Aletha menatapnya, agak terkejut dengan kejujuran Angkasa yang keluar begitu saja. Ia berjalan mengelilingi mobil dengan langkah yang anggun, membuka pintu penumpang depan dengan hati-hati, dan kemudian berhenti, memandang Angkasa dengan serius. "Lo jujur banget, ya. Tapi, gue pikir, itu yang bikin lo beda. Lo nggak kayak cowok-cowok lain yang biasa gue temuin," katanya dengan nada yang lebih ringan, meskipun masih ada kehangatan di suaranya. "Tapi gue juga nggak bisa sembarang bilang iya. Gue nggak mau jadi yang bikin lo bingung terus."
Angkasa mengernyitkan dahi, benar-benar bingung. "Maksud lo, lo nggak mau jadi yang bikin gue bingung?" tanyanya, suara mulai terdengar lebih keras, merasa sedikit frustrasi dengan kebingungannya. "Tapi kan kita udah ngomong, Tha! Gue tuh serius banget sama lo!"
Aletha berhenti sejenak, membalikkan tubuhnya dengan tatapan yang semakin tajam. "Lo serius banget? Lo nganggap gue nggak serius?" tanyanya, sedikit tertawa namun ada nada yang lebih tajam di suaranya.
Angkasa langsung terbata-bata, mencoba menenangkan dirinya. "Gue… serius banget. Gue cuma... nggak mau bikin lo ngerasa nggak nyaman aja. Gue tuh... merasa aneh gitu kalau gue terlalu cepat... maksa."
Aletha mendekat dengan langkah mantap, berdiri tepat di depan Angkasa, tatapannya kini lebih tajam dan menantang. "Kadang lo itu, Angkasa, bener-bener bruntal, tapi sekaligus juga nggak tahu gimana harus bersikap. Lo nggak tahu, ya? Kadang gue bingung sama lo. Tapi, entah kenapa, gue juga suka sama cara lo... yang aneh ini."
Angkasa menatapnya, merasa bingung namun juga terpesona dengan cara Aletha berbicara. "Jadi, lo nggak keberatan gue begini?" tanyanya, suara sedikit lebih pelan, seolah meminta kepastian.
Aletha menggelengkan kepala dengan pelan, lalu menyentuh dagu Angkasa dengan lembut, seolah menilai lebih dalam. "Gue nggak keberatan. Tapi, lo harus berhenti bikin gue bingung. Kalau lo serius, jangan cuma ngomong. Tunjukin. Lo tahu kan, gue nggak suka orang yang asal ngomong tanpa bukti."

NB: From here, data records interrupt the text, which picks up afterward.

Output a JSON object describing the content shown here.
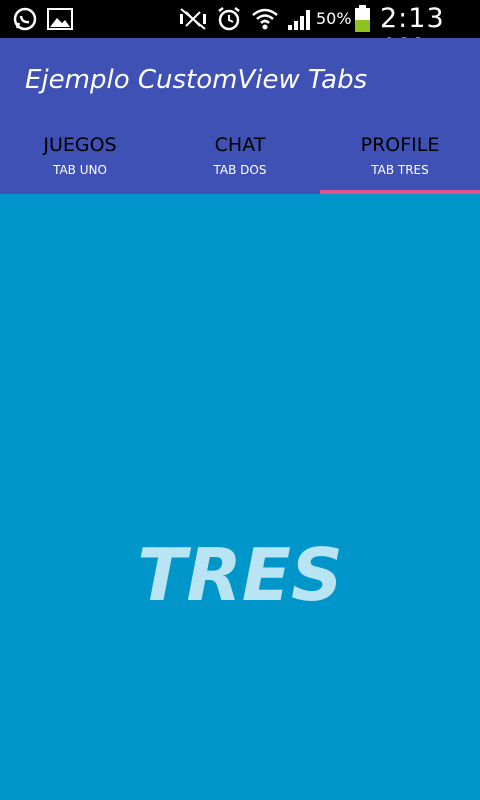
{
  "status_bar": {
    "icons": [
      "whatsapp-icon",
      "gallery-icon",
      "mute-icon",
      "alarm-icon",
      "wifi-icon",
      "signal-icon",
      "battery-icon"
    ],
    "battery_percent": "50%",
    "time": "2:13 AM",
    "battery_level": 0.5,
    "battery_color": "#8dc21f"
  },
  "app_bar": {
    "title": "Ejemplo CustomView Tabs",
    "background_color": "#3f51b5"
  },
  "tabs": [
    {
      "title": "JUEGOS",
      "subtitle": "TAB UNO",
      "selected": false
    },
    {
      "title": "CHAT",
      "subtitle": "TAB DOS",
      "selected": false
    },
    {
      "title": "PROFILE",
      "subtitle": "TAB TRES",
      "selected": true
    }
  ],
  "tab_indicator_color": "#e05690",
  "content": {
    "text": "TRES",
    "background_color": "#0096c9"
  }
}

Angkasa terdiam, merasa canggung. "Oke... gue... gue akan lebih berhati-hati," jawabnya dengan suara pelan, berusaha menunjukkan bahwa ia akan menepati kata-katanya.

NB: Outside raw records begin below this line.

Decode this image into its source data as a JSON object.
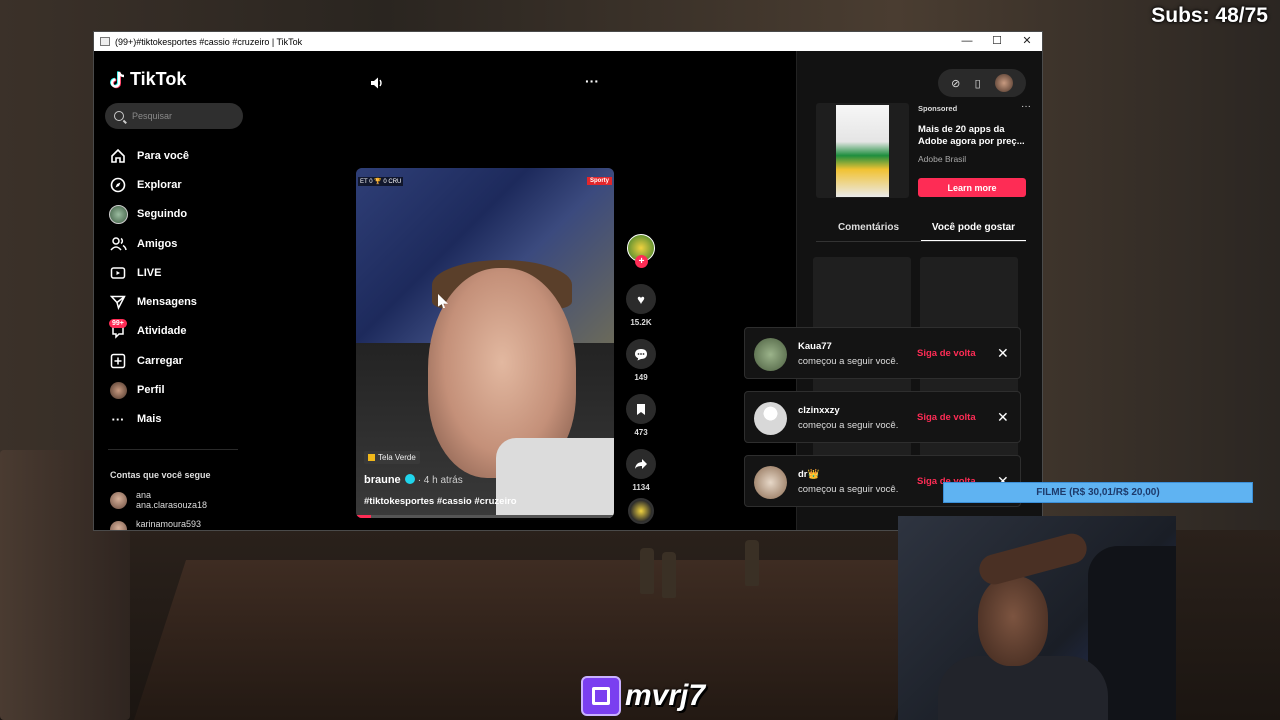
{
  "overlay": {
    "subs": "Subs: 48/75",
    "donation_bar": "FILME (R$ 30,01/R$ 20,00)",
    "twitch_name": "mvrj7"
  },
  "window": {
    "title": "(99+)#tiktokesportes #cassio #cruzeiro | TikTok",
    "minimize": "—",
    "maximize": "☐",
    "close": "✕"
  },
  "sidebar": {
    "logo": "TikTok",
    "search_placeholder": "Pesquisar",
    "nav": [
      {
        "label": "Para você",
        "icon": "home-icon"
      },
      {
        "label": "Explorar",
        "icon": "compass-icon"
      },
      {
        "label": "Seguindo",
        "icon": "following-avatar-icon"
      },
      {
        "label": "Amigos",
        "icon": "friends-icon"
      },
      {
        "label": "LIVE",
        "icon": "live-icon"
      },
      {
        "label": "Mensagens",
        "icon": "messages-icon"
      },
      {
        "label": "Atividade",
        "icon": "activity-icon",
        "badge": "99+"
      },
      {
        "label": "Carregar",
        "icon": "upload-icon"
      },
      {
        "label": "Perfil",
        "icon": "profile-icon"
      },
      {
        "label": "Mais",
        "icon": "more-icon"
      }
    ],
    "following_title": "Contas que você segue",
    "following": [
      {
        "name": "ana",
        "handle": "ana.clarasouza18"
      },
      {
        "name": "karinamoura593",
        "handle": "karinamoura593"
      }
    ]
  },
  "video": {
    "score": "ET 0 🏆 0 CRU",
    "brand_tag": "Sporty",
    "sticker": "Tela Verde",
    "author": "braune",
    "time": "· 4 h atrás",
    "caption": "#tiktokesportes #cassio #cruzeiro",
    "progress": 0.06
  },
  "actions": {
    "likes": "15.2K",
    "comments": "149",
    "saves": "473",
    "shares": "1134"
  },
  "right": {
    "sponsored": "Sponsored",
    "ad_title": "Mais de 20 apps da Adobe agora por preç...",
    "ad_brand": "Adobe Brasil",
    "learn_more": "Learn more",
    "tabs": [
      "Comentários",
      "Você pode gostar"
    ]
  },
  "notifications": [
    {
      "user": "Kaua77",
      "text": "começou a seguir você.",
      "action": "Siga de volta"
    },
    {
      "user": "clzinxxzy",
      "text": "começou a seguir você.",
      "action": "Siga de volta"
    },
    {
      "user": "dr👑",
      "text": "começou a seguir você.",
      "action": "Siga de volta"
    }
  ],
  "colors": {
    "accent": "#fe2c55",
    "donation": "#5fb3f2",
    "twitch": "#7a3ff0"
  }
}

Aletha tersenyum, lambaian tangannya terlihat anggun. "Kalau lo beneran serius, ya. Gue bakal liat perkembangan lo. Jangan cuma ngomong tanpa bukti."

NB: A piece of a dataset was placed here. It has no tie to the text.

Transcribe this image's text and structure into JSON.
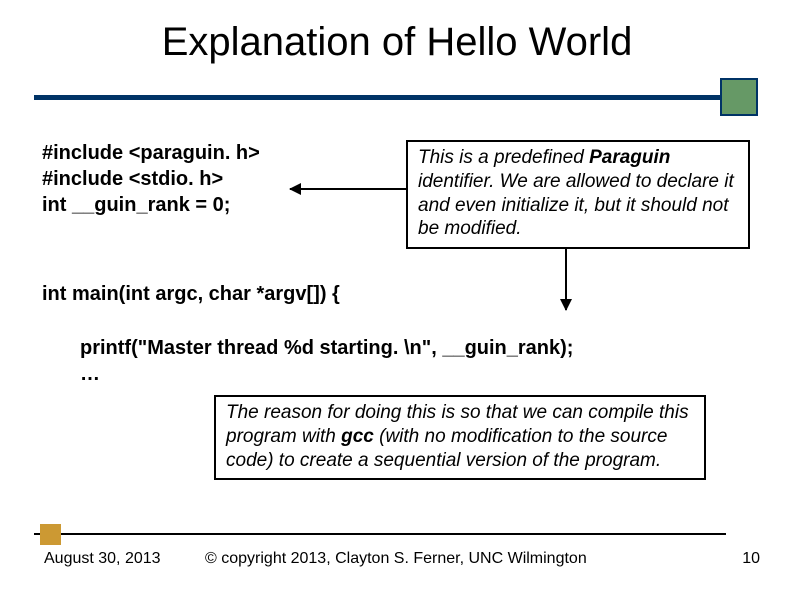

Angkasa menatapnya dengan penuh kecemasan, hatinya masih bergelora. "Jadi, lo masih mau gue jalanin ini pelan-pelan?" tanyanya, sedikit ragu.
Aletha mengangguk, tatapannya penuh harapan namun tetap tenang. "Pelan-pelan, Angkasa. Tapi nggak lama, gue bakal ngeliat bukti dari semua omongan lo. Lo harus bisa buktikan, nggak hanya ngomong doang."
Angkasa menghela napas panjang, berusaha menenangkan dirinya. “Ya udah, Tha. Gue bakal sabar. Gue janji.”
Dengan itu, Aletha mengangguk dan melangkah pergi, meninggalkan Angkasa yang masih terperangah, namun kini sedikit lebih yakin. Mungkin inilah saatnya untuk menunjukkan bahwa dia serius, meski jalan yang harus dia tempuh penuh dengan teka-teki dan tantangan. Ia tahu bahwa ini bukan perjalanan yang mudah, namun Angkasa merasa siap untuk melangkah lebih jauh, bahkan jika itu penuh dengan kebingungan yang harus ia hadapi.
Dengan langkah yang lebih ringan, Angkasa melajukan mobilnya kembali menuju rumah. Ia adalah anak tunggal, dan meskipun rumahnya besar dan megah, kesepian seringkali menghampirinya. Kini, dengan hati yang sedikit lebih tenang dan senyum yang tersungging di bibirnya, ia merasa ada secercah harapan baru untuk perjalanan panjang ini.